There’s not much incentive to get out of bed the next morning.  It’s almost noon on a suffocatingly hot day by the time I finally rise to the occasion. I find my way to Churchill Downs. From there I’m directed to SportsSpectrum, apparently the largest off-track betting facility in the country. The California tracks won’t be running until 4pm eastern time. I buy a cup of coffee. Naturally, there’s no cream or even milk to put in it, just synthetic powdered muck.

I park by the Seelbach Hotel and walk along a street of abandoned theaters and wig shops. Saturday afternoon, the downtown streets are deserted and I can’t find anywhere to eat until I stumble upon an Italian restaurant that serves only Middle Eastern food on weekends. A beshorted Caucasian homosexual brings me a vegetarian kebab that I’m too dispirited to eat. It takes half an hour to wade through half of it and push the plate aside.

I drive around old Louisville with its streets of red-brick dwellings that I might have lingered upon were I in a more receptive mood. At 3.30pm I return to SportsSpectrum. I sit down at a table with a plastic container of overpriced watery beer and peruse the Hollywood Park card in the Racing Form. A young man in a purple T-shirt joins me. He’s excited, having already made $150. For the next few hours our fortunes vacillate, his more dramatically than mine. He leaves about $350 ahead. I make $23, and I’m delighted with it.

The sun goes down and a full blue moon rises over the horizon. The reality of Lexington as a boring college town in summer doldrums comes as something of a shock. Once again my expectations erred on the overoptimistic side.

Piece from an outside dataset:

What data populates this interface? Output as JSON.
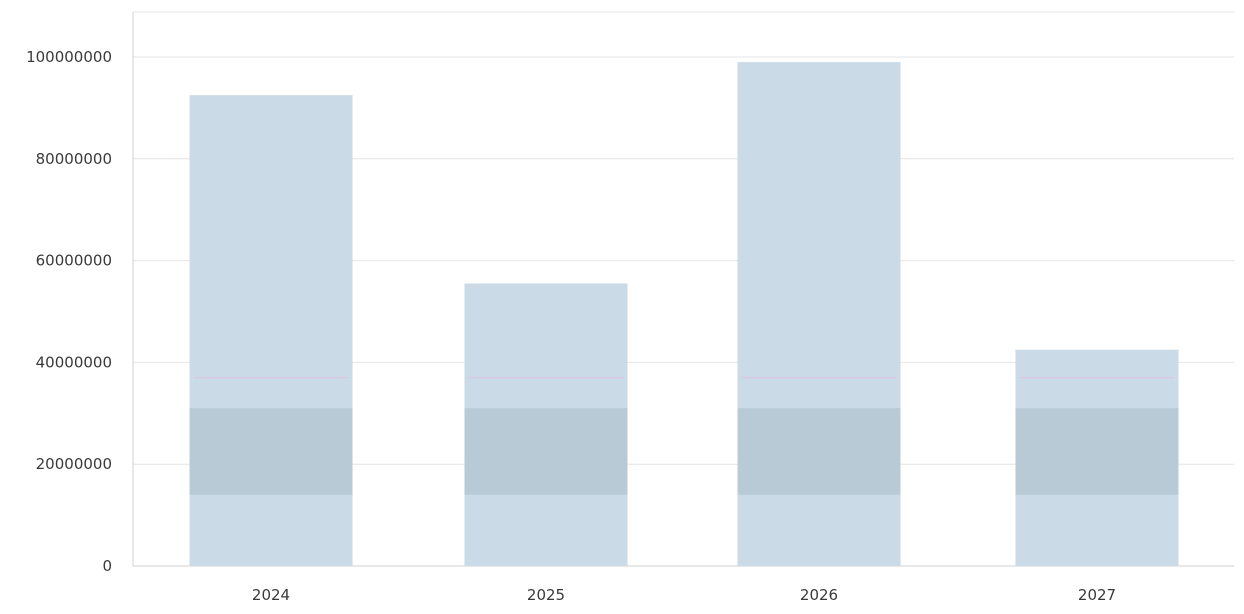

I pull over in the campus area and eat in an otherwise empty Chinese restaurant. Luckily, I stumble upon the Kimball House, an unobtrusive red-brick building on a residential street: a boarding-house masquerading as a motel, presided over by a crotchety old widow who resembles Eudora Welty. She leads me through a maze of corridors to a small room containing a single bed, a chest of drawers, a rocking chair and a lamp with a huge dead cockroach lying in its upturned shade. The building is eerily quiet. I seem to be the only guest. Arrangements of decaying furniture stand in hallways and alcoves. The lobby contains some interesting features, including a vintage metal city-to-city mileage indicator on the wall. I venture out for a couple of drinks in a couple of frat bars, the only places I can find, and return to sit in the lobby, below the ceiling fan, on a battered, veiny sofa.

The old lady is knocking on the door at check-out time, 11.00am the next morning, making certain that I leave on time. She fusses around the room, bemoaning certain liberties I have apparently taken with the air conditioner. Then begins the familiar futile quest for coffee on a Sunday morning in a southern town, ending in a styrofoam cup at Burger King.